嘘を付き合って「和」を維持する日本の会社に耐えられません : まだ東京で消耗してるの?

そうですよ。僕も「この会社に寄生して一生過ごしたいです」みたいな人の本音が聞きたいですw正直言って辞める気のある奴はそれをきちんと言ってくれないとうざったいし、辞める気のある奴に責任ある仕事を任せられないので早く言って欲しい。
最初っから辞める気でしか仕事をしていない人は相応の扱いをするだけです。

職場では「さすが部長ですね!」と語る口で、6時間後、居酒屋では「マジで部長クソだよな」と語る。こういう気持ちわるさに、ぼくは耐えられませんでした。
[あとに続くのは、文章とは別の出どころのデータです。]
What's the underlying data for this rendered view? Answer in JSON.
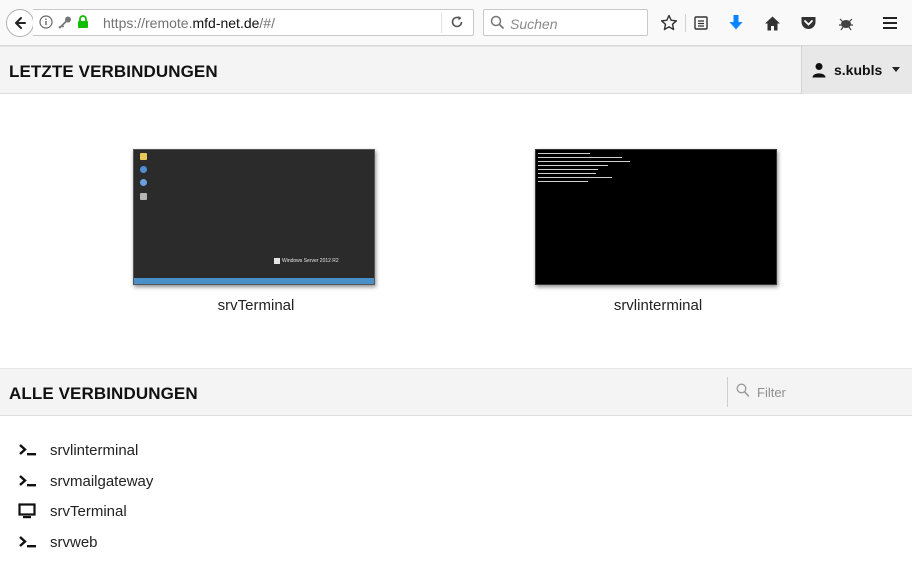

嘘を付き合って「和」を維持する日本の会社に耐えられません : まだ東京で消耗してるの?

どんな会社だよw僕そんなヨイショしたことないよw単に会社の選択間違ってないというかこれもまた古巣に対する攻撃だよね!はっきりと前いた会社はクソでしたって言えばいいのに。嘘嫌いなんでしょ?まあもう言っているようなものか。

「和をもって尊しとす」は大切な価値観ですが、嘘を付き合ってまで「和」を演出するのは、ぼくは不健全だと思います。どこかで我慢することになり、そのストレスは、自他に対する暴力として発散されるからです。
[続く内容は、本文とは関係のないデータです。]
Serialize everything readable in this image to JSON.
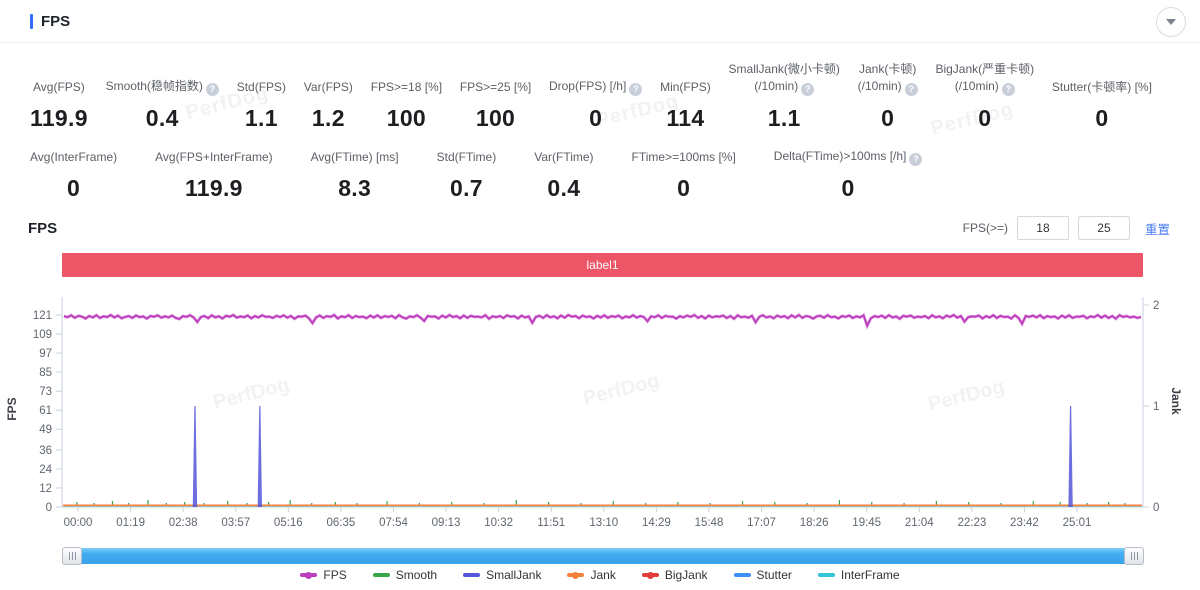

嘘を付き合って「和」を維持する日本の会社に耐えられません : まだ東京で消耗してるの?

実際のところ、こういう形での「和」はよくあります。でも、この程度の話で「自他に対する暴力として発散」しなければならない人間はそうはいません。多分器が小さいってこういうことを言うんだろうなあ…

思うに、嘘をつかない、というのは一見いいことに思われますが、TPOが大事なもので、嘘をついたほうがいい場合が世の中にはたくさんあります。そういうのを上手く選択していくのが社会性というものです。個人が多少気持ち悪い程度で嘘をつけないなんていうのはこれはもう社会に対する甘え。もっとも、ここで上げられている類の嘘は、きちんとコミュニケーションすればむしろ嘘をつかなくていいたぐいのものなんですけどね。

嘘をつくことは、それが相手を騙す目的でなければ、他人を慮るということからの帰結なんですよね。自分の考えを一方的に人に押し付けることが「嘘をつかない」ことで達成できると思っていたらそれはものすごい社会に対する甘えです。